An international team of scientists from the Rijksmuseum, the CNRS, the ESRF the European Synchrotron, the University of Amsterdam and the University of Antwerp, have discovered a rare lead compound (named lead formate) in Rembrandt’s masterpiece The Night Watch. This discovery, which is a first in the history of the scientific study of paintings, provides new insight into 17th-century painting technique and the conservation history of the masterpiece. The study is published in Angewandte Chemie – International edition.
The Night Watch, painted in 1642 and displayed today in the Rijksmuseum Amsterdam (The Netherlands), is one of Rembrandt’s most important masterpieces and largest work of art. In the framework of the 2019 Operation Night Watch, the largest research and conservation project ever undertaken for Rembrandt’s masterpiece, an international research team joined forces to study how the painting materials react chemically and with time.

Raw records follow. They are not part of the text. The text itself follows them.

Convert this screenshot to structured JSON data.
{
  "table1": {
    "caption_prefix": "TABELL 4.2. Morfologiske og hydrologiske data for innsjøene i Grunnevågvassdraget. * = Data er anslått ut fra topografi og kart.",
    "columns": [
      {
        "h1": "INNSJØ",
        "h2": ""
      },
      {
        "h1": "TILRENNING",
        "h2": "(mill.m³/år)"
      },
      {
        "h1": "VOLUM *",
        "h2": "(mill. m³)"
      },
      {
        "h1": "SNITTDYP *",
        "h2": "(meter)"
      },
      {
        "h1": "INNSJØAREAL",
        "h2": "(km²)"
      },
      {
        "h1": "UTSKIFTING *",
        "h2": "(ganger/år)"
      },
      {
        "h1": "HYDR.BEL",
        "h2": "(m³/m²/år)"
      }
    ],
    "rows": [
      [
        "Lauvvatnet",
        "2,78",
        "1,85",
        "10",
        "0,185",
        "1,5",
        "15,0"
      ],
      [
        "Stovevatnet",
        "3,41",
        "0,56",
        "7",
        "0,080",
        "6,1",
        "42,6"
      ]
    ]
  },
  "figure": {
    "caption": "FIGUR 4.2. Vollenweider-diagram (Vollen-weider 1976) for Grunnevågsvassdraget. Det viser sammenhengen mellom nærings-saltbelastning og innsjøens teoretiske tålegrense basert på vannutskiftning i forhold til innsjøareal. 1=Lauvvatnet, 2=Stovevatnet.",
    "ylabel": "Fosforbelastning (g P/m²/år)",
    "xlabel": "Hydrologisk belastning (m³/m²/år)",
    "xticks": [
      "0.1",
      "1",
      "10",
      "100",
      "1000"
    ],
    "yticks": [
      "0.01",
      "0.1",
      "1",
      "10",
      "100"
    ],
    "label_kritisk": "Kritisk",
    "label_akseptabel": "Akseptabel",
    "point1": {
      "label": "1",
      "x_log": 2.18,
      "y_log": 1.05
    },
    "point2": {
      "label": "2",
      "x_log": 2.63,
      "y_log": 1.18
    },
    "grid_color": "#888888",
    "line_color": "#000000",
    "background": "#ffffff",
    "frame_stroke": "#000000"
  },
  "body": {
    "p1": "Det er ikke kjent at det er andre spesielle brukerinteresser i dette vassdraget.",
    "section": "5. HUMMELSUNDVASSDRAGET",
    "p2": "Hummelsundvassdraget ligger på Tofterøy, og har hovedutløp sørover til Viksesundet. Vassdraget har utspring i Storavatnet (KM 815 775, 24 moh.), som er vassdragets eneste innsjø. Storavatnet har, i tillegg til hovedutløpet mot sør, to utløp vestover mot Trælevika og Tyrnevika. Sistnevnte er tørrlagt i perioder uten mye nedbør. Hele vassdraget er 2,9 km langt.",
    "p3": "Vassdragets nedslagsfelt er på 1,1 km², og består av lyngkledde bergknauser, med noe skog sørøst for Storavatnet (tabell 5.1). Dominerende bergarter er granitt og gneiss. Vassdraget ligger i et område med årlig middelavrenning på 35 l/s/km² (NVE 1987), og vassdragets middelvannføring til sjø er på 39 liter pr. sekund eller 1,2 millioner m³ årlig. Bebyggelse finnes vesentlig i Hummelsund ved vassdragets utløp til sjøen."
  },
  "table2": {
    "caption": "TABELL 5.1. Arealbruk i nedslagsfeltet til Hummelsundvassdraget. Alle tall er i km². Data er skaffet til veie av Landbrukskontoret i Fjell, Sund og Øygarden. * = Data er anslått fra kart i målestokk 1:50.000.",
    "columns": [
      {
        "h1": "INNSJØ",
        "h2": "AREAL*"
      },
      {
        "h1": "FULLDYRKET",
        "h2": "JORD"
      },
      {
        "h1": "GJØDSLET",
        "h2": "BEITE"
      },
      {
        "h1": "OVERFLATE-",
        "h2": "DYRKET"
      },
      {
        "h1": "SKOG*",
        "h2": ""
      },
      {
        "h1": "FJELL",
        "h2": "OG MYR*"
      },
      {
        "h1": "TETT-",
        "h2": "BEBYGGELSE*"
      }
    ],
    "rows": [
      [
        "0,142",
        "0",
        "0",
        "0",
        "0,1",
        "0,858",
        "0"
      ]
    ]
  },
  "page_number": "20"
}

The team of scientists combined multi-scale imaging methods in order to chemically study the materials used by Rembrandt in The Night Watch. A X-ray scanning instrument developed at the University of Antwerp (Belgium) was applied directly to the painting, while tiny fragments taken from the painting were studied with synchrotron micro X-ray probes, at the ESRF, the European Synchrotron (France), and PETRA-III facility (Germany). These two types of analyses revealed the presence of an unexpected organo-metallic compound: lead formates. This compound had never been detected before in historic paintings: “In paintings, lead formates have only been reported once in 2020, but in model paintings (mock-up, fresh paints). And there lies the surprise: not only do we discover lead formates, but we identify them in areas where there is no lead pigment, white, yellow. We think that probably they disappear fast, this is why they were not detected in old master paintings until now”, explains Victor Gonzalez, CNRS researcher at the Supramolecular and Macromolecular Photophysics and Photochemistry (PPSM) laboratory (CNRS/ENS Paris-Saclay) and first author of the paper.